Information Extracted from Data

  • Digital data is generated extensively, especially through always-on devices and social media.

  • Definition of Information: The collection of facts and patterns derived from processed data.

  • Analyzing Big Data: Combines statistics, mathematics, and programming to gain insights from data.

  • Risks and Dangers of Data Interpretation:
      - Correlation in data does not imply causation. Misinterpretation can lead to serious errors in judgment and action.

Challenges in Data Management

  • Common challenges include:
      - Need for data cleaning (removing ambiguities and ensuring uniformity).
      - Handling incomplete or invalid data.
      - Combining multiple data sources for comprehensive analysis.

  • Cleaning Data: A systematic approach to ensuring data quality by standardizing entries (e.g., making all abbreviations uniform).

Predicting Algorithms

  • Algorithms leverage big data to influence everyday decisions, examples include:
      - Credit card fraud detection based on purchasing patterns.
      - Targeted advertising on social media based on user behavior.
      - Recommendations for products on retail sites.
      - Predictive policing utilizing crime trend data.

  • Limitations of Predictions: Past data patterns do not guarantee future trends; unexpected innovations may alter existing dynamics.

Visualization of Data

  • Proper visualization techniques are vital for interpreting complex data.

  • Useful visualization formats include:
      - Column charts, line graphs, pie charts, bar charts, and histograms.

  • Graph Example: Displaying user growth versus profit, showcasing how increases in users can correlate with profit.

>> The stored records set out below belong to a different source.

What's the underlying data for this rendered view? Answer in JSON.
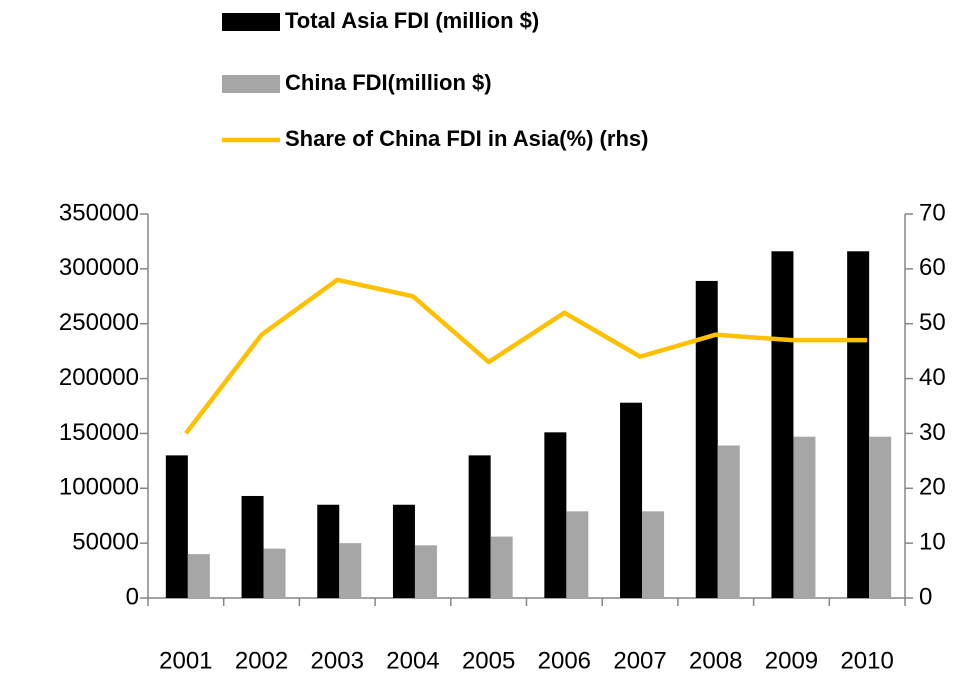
{
  "chart_data": {
    "type": "bar-line",
    "categories": [
      "2001",
      "2002",
      "2003",
      "2004",
      "2005",
      "2006",
      "2007",
      "2008",
      "2009",
      "2010"
    ],
    "series": [
      {
        "name": "Total Asia FDI (million $)",
        "type": "bar",
        "color": "#000000",
        "values": [
          130000,
          93000,
          85000,
          85000,
          130000,
          151000,
          178000,
          289000,
          316000,
          316000
        ]
      },
      {
        "name": "China FDI(million $)",
        "type": "bar",
        "color": "#a6a6a6",
        "values": [
          40000,
          45000,
          50000,
          48000,
          56000,
          79000,
          79000,
          139000,
          147000,
          147000
        ]
      },
      {
        "name": "Share of China FDI in Asia(%) (rhs)",
        "type": "line",
        "axis": "y2",
        "color": "#ffc000",
        "values": [
          30,
          48,
          58,
          55,
          43,
          52,
          44,
          48,
          47,
          47
        ]
      }
    ],
    "ylim": [
      0,
      350000
    ],
    "yticks": [
      0,
      50000,
      100000,
      150000,
      200000,
      250000,
      300000,
      350000
    ],
    "y2lim": [
      0,
      70
    ],
    "y2ticks": [
      0,
      10,
      20,
      30,
      40,
      50,
      60,
      70
    ],
    "legend": "top",
    "grid": false
  }
}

  • Importance of visualization for understanding trends and making informed decisions.

Privacy Concerns

  • Issues surrounding data collection can lead to privacy risks, especially in online activities.

  • Metadata Definition: Data that provides context about primary data (e.g., a photo's location and time).

  • Privacy Risks Include:
      - Data collection through e-commerce and online services can lead to unauthorized sharing of personal information.
      - Balance between the convenience of services and potential privacy violations.

Metadata

  • Function of Metadata: Aids in identifying, organizing, and managing data efficiently.

  • Example of Metadata in a Photograph:
      - The filename, location, date taken, and author information can help organize and search for the photograph without altering the original data itself.

  • Enhances data usability by providing insightful additional information, facilitating retrieval tools.